An international trader based in Yiwu, East China's Zhejiang Province told the Global Times on condition of anonymity on Thursday that the company is keeping a close watch on the fast-changing situation in Europe and its possible impact on his business with Europe and the US.

"There seems to be a new tendency that the freight rate is going up, and we have to balance the transportation costs before taking new orders," he said, noting the escalating tensions in Europe are ratcheting up costs.

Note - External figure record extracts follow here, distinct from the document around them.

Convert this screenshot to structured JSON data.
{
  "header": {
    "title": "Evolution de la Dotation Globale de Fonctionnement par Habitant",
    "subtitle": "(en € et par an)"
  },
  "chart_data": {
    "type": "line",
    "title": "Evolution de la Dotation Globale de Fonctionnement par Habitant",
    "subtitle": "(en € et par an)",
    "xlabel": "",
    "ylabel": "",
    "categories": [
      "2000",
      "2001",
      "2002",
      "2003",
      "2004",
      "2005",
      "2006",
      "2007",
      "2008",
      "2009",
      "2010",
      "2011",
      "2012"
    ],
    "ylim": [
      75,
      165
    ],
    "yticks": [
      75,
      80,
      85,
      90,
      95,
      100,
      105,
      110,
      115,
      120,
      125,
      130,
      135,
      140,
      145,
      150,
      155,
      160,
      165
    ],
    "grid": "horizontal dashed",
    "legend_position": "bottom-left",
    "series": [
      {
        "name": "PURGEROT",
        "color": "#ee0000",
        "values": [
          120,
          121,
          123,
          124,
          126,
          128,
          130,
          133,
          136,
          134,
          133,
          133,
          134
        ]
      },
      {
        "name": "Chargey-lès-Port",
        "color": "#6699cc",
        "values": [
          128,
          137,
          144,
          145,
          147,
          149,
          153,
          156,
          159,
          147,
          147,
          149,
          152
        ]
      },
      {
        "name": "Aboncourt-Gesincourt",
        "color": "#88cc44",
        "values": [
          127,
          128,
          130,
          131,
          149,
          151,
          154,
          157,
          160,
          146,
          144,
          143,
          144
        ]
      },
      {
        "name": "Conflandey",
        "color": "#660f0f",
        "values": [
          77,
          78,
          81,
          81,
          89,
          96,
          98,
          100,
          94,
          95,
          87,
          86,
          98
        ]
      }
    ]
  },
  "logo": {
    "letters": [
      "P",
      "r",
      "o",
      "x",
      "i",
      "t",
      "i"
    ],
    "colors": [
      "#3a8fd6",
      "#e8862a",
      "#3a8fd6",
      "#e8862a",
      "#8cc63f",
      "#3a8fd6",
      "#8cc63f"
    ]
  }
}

"About 30 percent of the operating costs of shipping companies are oil prices. Since the conflict began, oil prices have reached a high level for the past seven years, exceeding $100 per barrel, which will be passed on to the entire shipping industry, and ultimately the customers pay the bill," Zhong said. 

One emerging challenge for the international shipping industry and the supply chain would be shortages of crew members and ships, a direct driver of freight rates, experts said. 

Russia has a lot of cargo ships and tankers that could be disappearing from the market because of the West's sanctions, Zhong said.

The International Chamber of Shipping (ICS) warned that if the free movement of Ukrainian and Russian crew members is hindered, the global supply chain will be disrupted, according to media reports.

As of 2021, there were 1.89 million seafarers in the global fleet of ocean-going ships. Among them, there were 76,442 of Ukrainian nationality and 198,123 of Russian nationality, with the former accounting for 4 percent and the latter accounting for 10.5 percent, according to statistics compiled by the ICS. 

In addition to the large number of crew members in the global shipping service, Russia's tankers also hold a very important role in the international shipping industry, especially when it comes to energy transportation.

Nearly 2 percent of the global tanker fleet is owned or controlled by Russian companies, according to Braemar ACM. Ownership is most concentrated in the aframax fleet, with almost 8 percent of the global aframax fleet owned by Russians.

As the crisis continues and sanctions add up, it is expected that more European and American countries will not use ports and sea lanes linking with Russia, Zhong said, indicating a much greater impact on global trade.

Chinese Foreign Ministry spokesperson Wang Wenbin said during a regular press conference on Wednesday that China firmly opposes all illegal unilateral sanctions, and believes that sanctions are never an effective way to solve problems. 

"They [sanctions] will only create serious difficulties to the economies and livelihoods of relevant countries and intensify division and confrontation," Wang said.